Home » News » Penn State Football » Penn State’s in Reach of the National Championship. Updating the Path to Get There

Penn State’s in Reach of the National Championship. Updating the Path to Get There

Penn State coach James Franklin hugs university president Neeli Bendapudi after the Nittany Lions’ Fiesta Bowl win against Boise State on Tuesday, Dec. 31, 2024, in Glendale, Ariz. Photo by Paul Burdick | For StateCollege.com

Seth Engle

, , , ,

There was always a path. At the start of the year, it was nearly inconceivable. By the end of the regular season, it was somewhat favorable. Regardless of how it was perceived, there was always a path for Penn State to reach the national championship. The Nittany Lions are just a win away. They’ll face Notre Dame in the College Football Playoff semifinal next Thursday.

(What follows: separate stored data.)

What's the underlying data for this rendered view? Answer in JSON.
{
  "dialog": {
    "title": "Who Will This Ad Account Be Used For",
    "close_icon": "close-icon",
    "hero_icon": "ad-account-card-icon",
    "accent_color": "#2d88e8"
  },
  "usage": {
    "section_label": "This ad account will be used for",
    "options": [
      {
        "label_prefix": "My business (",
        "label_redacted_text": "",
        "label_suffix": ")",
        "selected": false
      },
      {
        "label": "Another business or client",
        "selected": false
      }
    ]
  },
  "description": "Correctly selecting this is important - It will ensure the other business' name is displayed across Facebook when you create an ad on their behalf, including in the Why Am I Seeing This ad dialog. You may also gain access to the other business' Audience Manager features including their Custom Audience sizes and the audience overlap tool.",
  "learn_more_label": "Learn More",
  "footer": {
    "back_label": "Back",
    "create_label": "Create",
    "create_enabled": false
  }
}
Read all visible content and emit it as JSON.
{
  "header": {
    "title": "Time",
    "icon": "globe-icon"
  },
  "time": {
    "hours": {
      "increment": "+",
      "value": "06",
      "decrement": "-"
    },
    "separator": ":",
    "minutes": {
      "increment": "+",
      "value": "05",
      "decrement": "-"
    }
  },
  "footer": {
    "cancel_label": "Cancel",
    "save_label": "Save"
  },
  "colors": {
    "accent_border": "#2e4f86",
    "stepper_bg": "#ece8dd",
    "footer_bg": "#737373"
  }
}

Penn State battled through winter weather to claim a 38-10 victory over SMU in the opening round. Then it traveled to Arizona, where it completed a 31-14 win over Boise State and Heisman Trophy runner-up Ashton Jeanty in the Fiesta Bowl on Tuesday. Blue and white confetti rained on the Nittany Lions, who celebrated in the locker room with cigars, knowing that the title game was just 1-0 away.

But now comes James Franklin’s toughest task of his playoff debut. He’ll have to, once and for all, overcome his big-game slump and defeat a Fighting Irish team that convincingly defeated SEC champion Georgia, 23-10, on Thursday. A win in the Orange Bowl could set Franklin up for a rematch with the conference foe he’s struggled most against over his 11-year Penn State tenure.

Here’s an updated look at the Nittany Lions’ path to a national championship. Spoiler: it’s getting real.

The Orange Bowl

Everything rests on this one game. The “1-0 mentality” that Franklin’s instilled within his program has never mattered more. Win and Penn State is in. Lose and it’s back to the drawing board. The opportunity has never been greater for Franklin and a Penn State program that hasn’t won a title since 1986.

But Notre Dame is no slouch. It possesses one of the nation’s top rushing attacks behind an offensive line that’s about as sturdy as they come. On defense, it gets even trickier. The defensive line is legit, though banged up, the linebackers are elite and the secondary has a knack for forcing turnovers. This is a really, really good football team.

Penn State, however, has the tools to get the job done. Franklin’s defense is just about as good as Marcus Freeman’s. And offensively, the Nittany Lions have playmakers in tight end Tyler Warren, quarterback Drew Allar and running backs Nick Singleton and Kaytron Allen that the Fighting Irish have hardly seen anything like in 2024.

It’s a fantastic matchup between two storied programs that have each fallen just short in the College Football Playoff era. Buckle up.

The Cotton Bowl

Franklin was booed off the field after Penn State’s 20-13 loss to Ohio State on Nov. 2. It was his eighth-consecutive defeat to a Buckeye team that had beaten his program in almost identical fashion a year prior. Oh, so close — again. But Franklin and his players understood that a 12-team College Football Playoff meant novel circumstances and opportunities.

A national championship wasn’t ruled out. Neither was the possibility for a rematch with the Buckeyes. Ohio State has joined the Nittany Lions as one of the four teams remaining. After a dominating 41-21 win over Oregon on Wednesday, Ryan Day and his team will face Texas in the Cotton Bowl on Friday, Jan. 10. With a win, they’ll face either Penn State or Notre Dame in the final on Jan. 20 at Mercedes-Benz Stadium in Atlanta.

It couldn’t be scripted any better.

“We definitely, hopefully get another chance to see those guys again and make things different,” linebacker Kobe King said after falling to the Buckeyes in November. “To go where we want to go, we have to do everything right, get better every day and learn from our mistakes in the past. We want to play them again.”